Die türkische Regierung will den nach dem Putschversuch verhängten Ausnahmezustand mindestens bis ins Frühjahr hinein verlängern. Die staatliche Nachrichtenagentur Anadolu meldete, das Parlament in Ankara solle darüber noch am Dienstag abstimmen.

Istanbul - Ministerpräsident Binali Yildirim hatte vor Beginn der Plenarsitzung in einer Ansprache vor seiner AKP-Fraktion angekündigt, die Regierung werde eine Verlängerung des Ausnahmezustands um weitere drei Monate noch in dieser Woche ins Parlament einbringen.

 

Notstand seit Juli 2016

Staatspräsident Recep Tayyip Erdogan hatte den Notstand kurz nach dem Putschversuch vom 15. Juli 2016 ausgerufen. Nach der ersten Verlängerung um drei Monate im Oktober wäre er in der Nacht zum 19. Januar ausgelaufen. Erdogan macht die Bewegung des Predigers Fethullah Gülen für den Putschversuch verantwortlich.

Nach den Worten Erdogans ermöglicht der Ausnahmezustand eine effektivere Bekämpfung des Terrorismus. In der Silvesternacht hatte ein Terrorist einen Club in Istanbul angegriffen und 39 Menschen getötet. Die Terrormiliz Islamischer Staat (IS) hat die Verantwortung übernommen. Am Montag hatte Vize-Ministerpräsident Numan Kurtulmus bereits gesagt: „Der Ausnahmezustand wird so lange dauern wie nötig.“

Per Dekret durchregieren

Während des Ausnahmezustands kann der Staatspräsident weitgehend per Dekret durchregieren. Die Dekrete haben Gesetzeskraft und müssen vom Parlament nur im Nachhinein abgenickt werden.

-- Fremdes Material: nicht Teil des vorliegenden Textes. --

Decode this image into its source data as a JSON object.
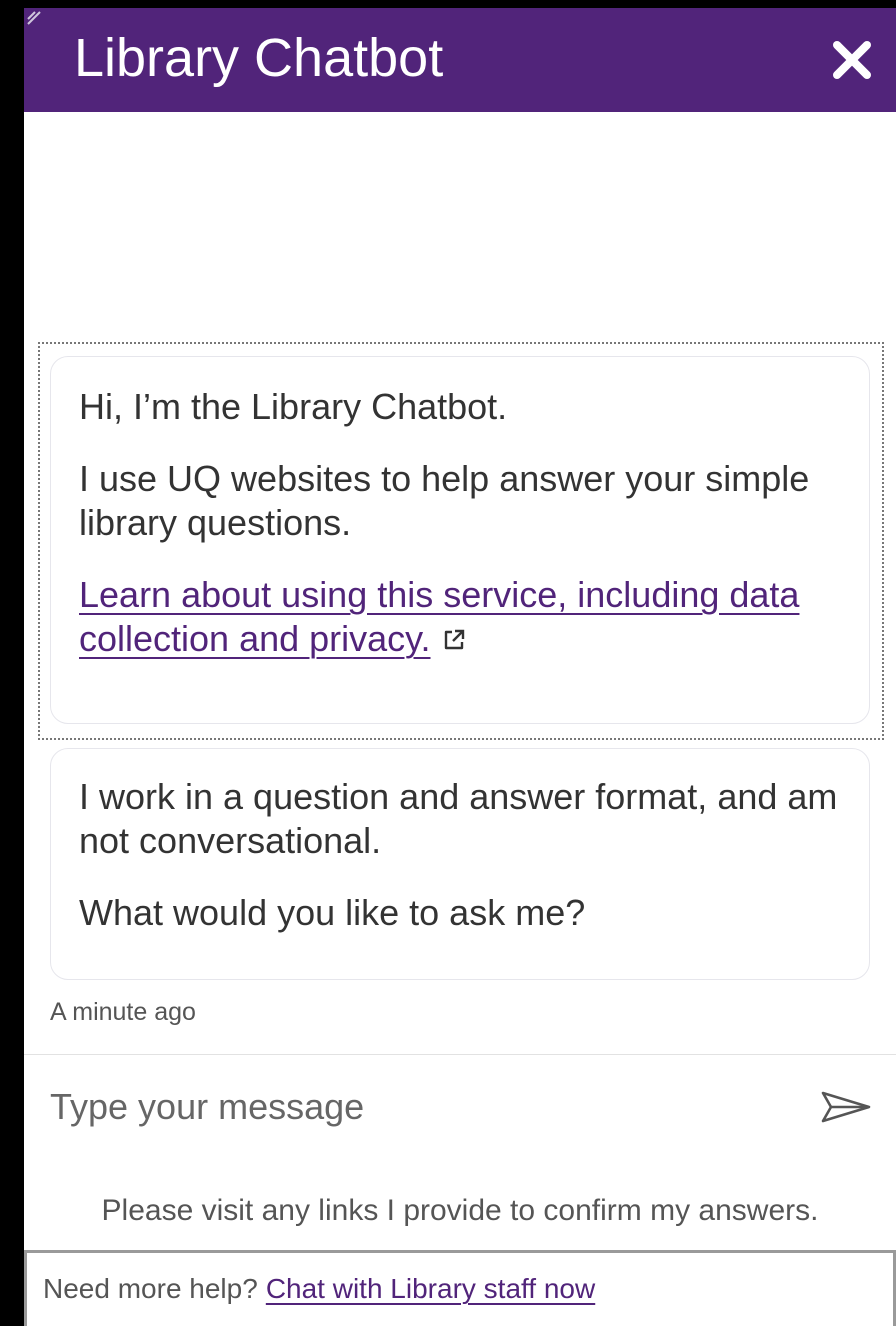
{
  "header": {
    "title": "Library Chatbot",
    "close_icon": "close-icon",
    "background": "#51247a"
  },
  "messages": [
    {
      "paragraphs": [
        "Hi, I’m the Library Chatbot.",
        "I use UQ websites to help answer your simple library questions."
      ],
      "link": {
        "text": "Learn about using this service, including data collection and privacy.",
        "icon": "external-link-icon"
      }
    },
    {
      "paragraphs": [
        "I work in a question and answer format, and am not conversational.",
        "What would you like to ask me?"
      ]
    }
  ],
  "timestamp": "A minute ago",
  "composer": {
    "placeholder": "Type your message",
    "value": "",
    "send_icon": "send-icon"
  },
  "disclaimer": "Please visit any links I provide to confirm my answers.",
  "footer": {
    "prompt": "Need more help?",
    "link_text": "Chat with Library staff now"
  },
  "colors": {
    "brand_purple": "#51247a",
    "text": "#333333",
    "muted_text": "#555555"
  }
}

Von kommendem Montag an sich das Parlament nach Angaben Yildirims mit der geplanten Verfassungsreform zur Einführung eines Präsidialsystems beschäftigen. Wenn - wie von der Regierung angestrebt - mindestens 330 der 550 Abgeordneten für die Reform stimmen, kommt es vermutlich im Frühjahr zu einem Referendum. Yildirim hat angekündigt, dass ein solches Referendum nicht im Ausnahmezustand stattfinden solle. Die Reform würde Erdogan deutlich stärken und das Parlament schwächen.